In the 1980’s, interest rates escalated to 19%. Some people lost their homes. We moved back to Regina at the age 23. We bought our first house for $36,000. We had our first baby two years later, and then we had our second baby three years later. I was selling educational savings plans working on straight commission.  And then we moved to Calgary again for a job, but less than one year later, we moved back to Regina, unable to sell our house here.  I registered for university with the intention of becoming a journalist.  Six months into school, my husband was laid off again, and we made the decision for him to return to university as well.  
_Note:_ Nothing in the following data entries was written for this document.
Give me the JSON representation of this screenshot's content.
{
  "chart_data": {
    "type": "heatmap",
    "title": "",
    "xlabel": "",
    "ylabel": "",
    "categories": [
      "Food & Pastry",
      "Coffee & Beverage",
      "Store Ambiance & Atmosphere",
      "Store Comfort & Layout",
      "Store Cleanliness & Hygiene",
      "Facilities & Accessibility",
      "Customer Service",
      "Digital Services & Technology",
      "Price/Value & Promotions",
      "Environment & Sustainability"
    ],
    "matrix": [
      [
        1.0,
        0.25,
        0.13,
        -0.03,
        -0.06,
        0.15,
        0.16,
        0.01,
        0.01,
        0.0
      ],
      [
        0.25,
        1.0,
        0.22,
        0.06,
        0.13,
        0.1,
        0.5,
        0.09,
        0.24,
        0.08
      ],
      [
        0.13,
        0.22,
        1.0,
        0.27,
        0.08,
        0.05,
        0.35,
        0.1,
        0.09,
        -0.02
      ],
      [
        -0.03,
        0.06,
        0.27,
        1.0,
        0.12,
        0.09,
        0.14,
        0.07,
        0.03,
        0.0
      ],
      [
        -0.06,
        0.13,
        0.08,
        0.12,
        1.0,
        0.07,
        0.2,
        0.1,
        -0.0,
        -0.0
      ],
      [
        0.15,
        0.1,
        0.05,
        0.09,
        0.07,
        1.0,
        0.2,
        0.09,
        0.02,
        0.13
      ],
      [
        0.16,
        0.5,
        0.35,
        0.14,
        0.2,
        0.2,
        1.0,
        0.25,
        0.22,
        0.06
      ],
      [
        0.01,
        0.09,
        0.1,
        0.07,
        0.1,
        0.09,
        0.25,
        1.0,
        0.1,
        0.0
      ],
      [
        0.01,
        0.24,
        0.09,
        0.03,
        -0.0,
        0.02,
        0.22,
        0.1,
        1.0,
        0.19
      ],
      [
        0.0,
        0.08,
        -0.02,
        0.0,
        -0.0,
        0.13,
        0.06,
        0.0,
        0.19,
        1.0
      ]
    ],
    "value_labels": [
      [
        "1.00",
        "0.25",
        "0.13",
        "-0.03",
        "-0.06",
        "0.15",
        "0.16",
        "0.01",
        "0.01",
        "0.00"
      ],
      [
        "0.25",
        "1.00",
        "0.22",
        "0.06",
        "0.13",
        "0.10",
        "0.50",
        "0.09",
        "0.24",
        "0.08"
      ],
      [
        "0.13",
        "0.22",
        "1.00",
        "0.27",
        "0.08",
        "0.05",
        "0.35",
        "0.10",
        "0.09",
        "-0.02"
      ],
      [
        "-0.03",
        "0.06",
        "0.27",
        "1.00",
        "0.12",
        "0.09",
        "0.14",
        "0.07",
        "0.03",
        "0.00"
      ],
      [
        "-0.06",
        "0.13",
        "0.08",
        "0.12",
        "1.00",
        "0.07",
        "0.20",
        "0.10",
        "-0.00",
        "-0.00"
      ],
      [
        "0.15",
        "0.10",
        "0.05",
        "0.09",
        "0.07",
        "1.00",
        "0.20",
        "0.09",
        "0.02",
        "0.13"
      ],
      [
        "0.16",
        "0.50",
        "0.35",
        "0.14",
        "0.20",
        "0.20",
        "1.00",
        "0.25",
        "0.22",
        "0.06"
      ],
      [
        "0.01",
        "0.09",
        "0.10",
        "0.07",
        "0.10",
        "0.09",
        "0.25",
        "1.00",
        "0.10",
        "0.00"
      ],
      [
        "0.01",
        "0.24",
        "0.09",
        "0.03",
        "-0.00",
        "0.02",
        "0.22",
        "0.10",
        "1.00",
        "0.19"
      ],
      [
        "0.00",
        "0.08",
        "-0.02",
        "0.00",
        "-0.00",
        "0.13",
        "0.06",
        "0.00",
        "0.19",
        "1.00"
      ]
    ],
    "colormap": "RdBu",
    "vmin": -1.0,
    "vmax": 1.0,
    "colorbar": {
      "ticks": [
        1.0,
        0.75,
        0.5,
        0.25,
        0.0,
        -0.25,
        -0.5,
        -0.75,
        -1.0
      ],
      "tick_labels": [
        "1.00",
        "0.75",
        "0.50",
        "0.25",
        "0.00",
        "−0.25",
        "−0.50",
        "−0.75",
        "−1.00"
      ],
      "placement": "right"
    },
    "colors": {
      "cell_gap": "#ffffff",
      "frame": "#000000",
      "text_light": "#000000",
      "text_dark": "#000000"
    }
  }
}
During those years, everything was a trade off. Food for gas. Gas for entertainment. Entertainment for clothes.  Clothes for bills.  We lived in a vicious cycle of no money, no food, nowhere to go, and no money to go there with.  It was clear we were going nowhere in a hurry; the good news was, our children were too young to know we were poor. We figured that if we were going to be poor, we should do it when he children were young and wouldn’t know the difference. 

For five years, we attended full time classes taking on a student role.  I attended school, spent the evenings with our children driving to and from dance lessons and doing homework, and then, after they went to bed, I did homework until the wee hours of the morning.  Student loans and part time jobs sustained us but it was worth the sacrifice, for all of us. By 1996,  I graduated with two degrees, and got my first job. My husband finished his degree shortly after.

In the years to follow, I assumed more titles to add to my mother role - communications officer. policy analyst, manager, executive, vice president . . .  I told myself these roles were the path to who I am.  That these roles would lead me to the promised land of being someone someday, worthy of a name.  Turns out I was wrong about that.  It turns out all titles and roles are impermanent. I found that once the title was gone, I was no longer part of the circle, and I would find myself on the outside looking in, once again.  As my children grew up, their titles changed to adults.  They have names in the world. The mother title, however, is unchanging. ‘This is my mother.’ Recently, our oldest daughter had a baby. They want to call me ‘grandma.’ I prefer my name. Lynn.

And so here I am, looking up at the apartments in the sky, wondering about what that life would be like, and if that life is the one where I would have a name, finally.